Friday, August 31, 2018

Good talks/podcasts (Aug 2018 II)

Some good talks that I show lately:

Sunday, August 19, 2018

Cloud mindset (tech pill)

To create a significant software system using the cloud we need to think differently than when we are building a system to run in our data center or using VPS from a classic hosting provider.



Outside the Cloud (data centers and VPS),  the underlying computing resources are:

  • Effectively fixed because obtaining new resources requires months.
  • They are scarce because we try to buy the minimum resources needed.
  • Expensive since we have to pay them entirely and amortize them.

But in the Cloud, the underlying computing resources are abundant and fast to provision and this change the rules of the game and deserve a mindset change.



In the Cloud we should:

  • Consider the servers/disks/databases as disposable resources, treated as "just one more". This concept is called Pets vs Cattle and even if I don't like the analogy too much, it is true that it is interesting to read about it: The History of Pets vs Cattle and How to Use the Analogy Properly 
  • Always assume that anything will fail and design for it. The Cloud is based on commodity hardware that is not under our control and allows us to create massive scale systems. Due to the scale, we experience partial failures all the time (machines go down, disks broke, network fail...). As we can not predict at this scale, the best approach is to design for failure and improve the resilience of our system continuously. 
  • Define the infrastructure as code to allow rapid iteration. You can learn more about this concept in this previous blog post  Immutable infrastructure (tech pill).
  • Design to take advance of the elasticity of the Cloud. This includes architect for horizontal scalability so you can scale during peak hours without paying for this capacity during low activity hours.
  • Pay per use and rent not buy. When we design for the Cloud, we should try to use the resources as much as possible and deal with the variability in the load using the elasticity. The mindset should be, rent the most suited resources for the task and release them as soon as possible.





In summary, understanding the Cloud providers APIs and services is only a small part of your journey to the Cloud. The most critical step is to change your mindset and accept new underlying assumptions.
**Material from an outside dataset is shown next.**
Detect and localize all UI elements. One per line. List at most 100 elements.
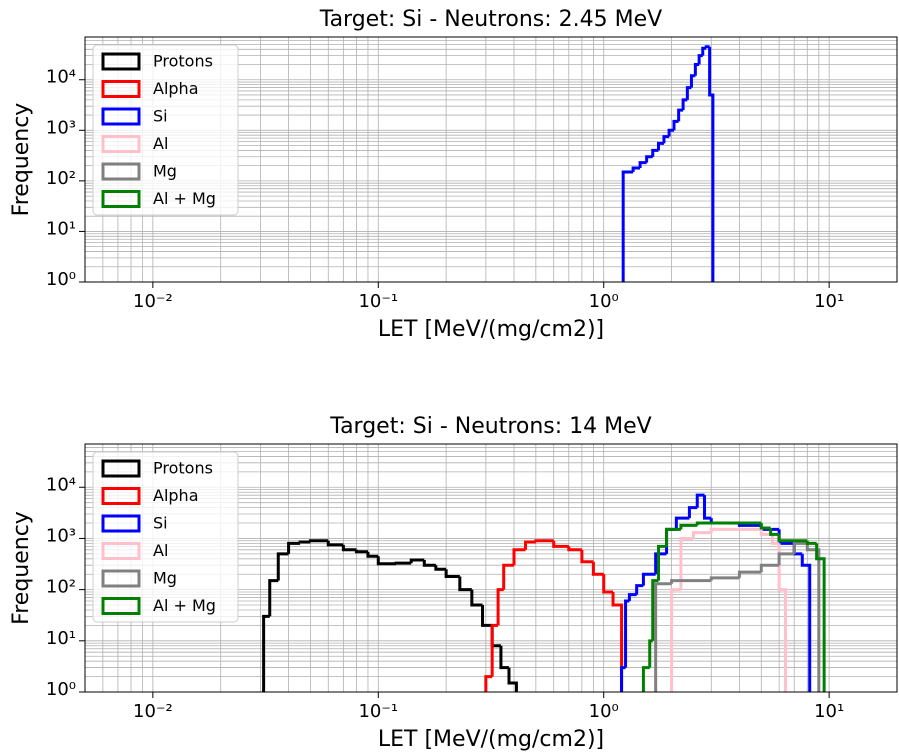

A new engineering challenge 
Construct a highly agile and highly available service from ephemeral and assumed broken components. (Adrian Cockcroft)

Related:

Tuesday, August 07, 2018

Good talks/podcasts (Aug 2018 I)

Some good talks that I show lately:

Monday, August 06, 2018

Honey Badgers, from Team to Tribe

A team is a group of individuals working together to achieve a goal. However, a tribe (in anthropology) is a human social group. That is: a group of people who interact with one another, share similar characteristics and have a collective sense of unity, and identity.

As already explained in several previous blog posts, all the people that worked in the tech/dev department at The Motion formed a cohesive team, called the Honey Badger Team, with shared goals and a common mindset.

The Motion was a typical example of an early stage startup: the platform itself was working well, but we weren't able to reach the product market fit, at least with the initial idea. This led to, the company, the product, and the business pivoting several times in the search for monetization. And although the current model seems to work better than the initial one, the result of all these changes, was that part of the team, including myself, gradually left. Motivation for leaving was different for each engineer, but in my case, I had already fostered a great team and had helped build a scalable platform, and was now looking for a new challenge. And I found that new challenge I was looking for at Nextatil, leading the agile retail revolution, but that is another story for a different blog post.

The important thing was that The Honey Badger Team was no more, and at first, this made me sad. It was one of the cons about changing jobs.
However, (and I'm really not sure about how this happened), we seemed to have created a social group. With our mindset. With our shared history. With our way of working.
And we evolved from being a team to forming a tribe. A tribe with our own communication channels, our jokes, our standard way of solving problems. With a grown/agile mindset, aligned with the XP/DevOps values and practices.

It is incredible, but we are now spread over more than five different startups, and we still all thinking about how to spread our values, our way of thinking, our way of solving problems. Sharing knowledge, sharing values, sharing solutions.
So it's clear that instead of losing a great team, what really happened was I got a tribe instead. :)

Currently, we have two telegram channels, which we use to communicate or to obtain great solutions to any problem that we share.
Moreover, we are thinking about creating our invitational conference: the “Tejones Conf", an event for ourselves, our families and friends of us. If we aren't a tribe, I don’t know what we are.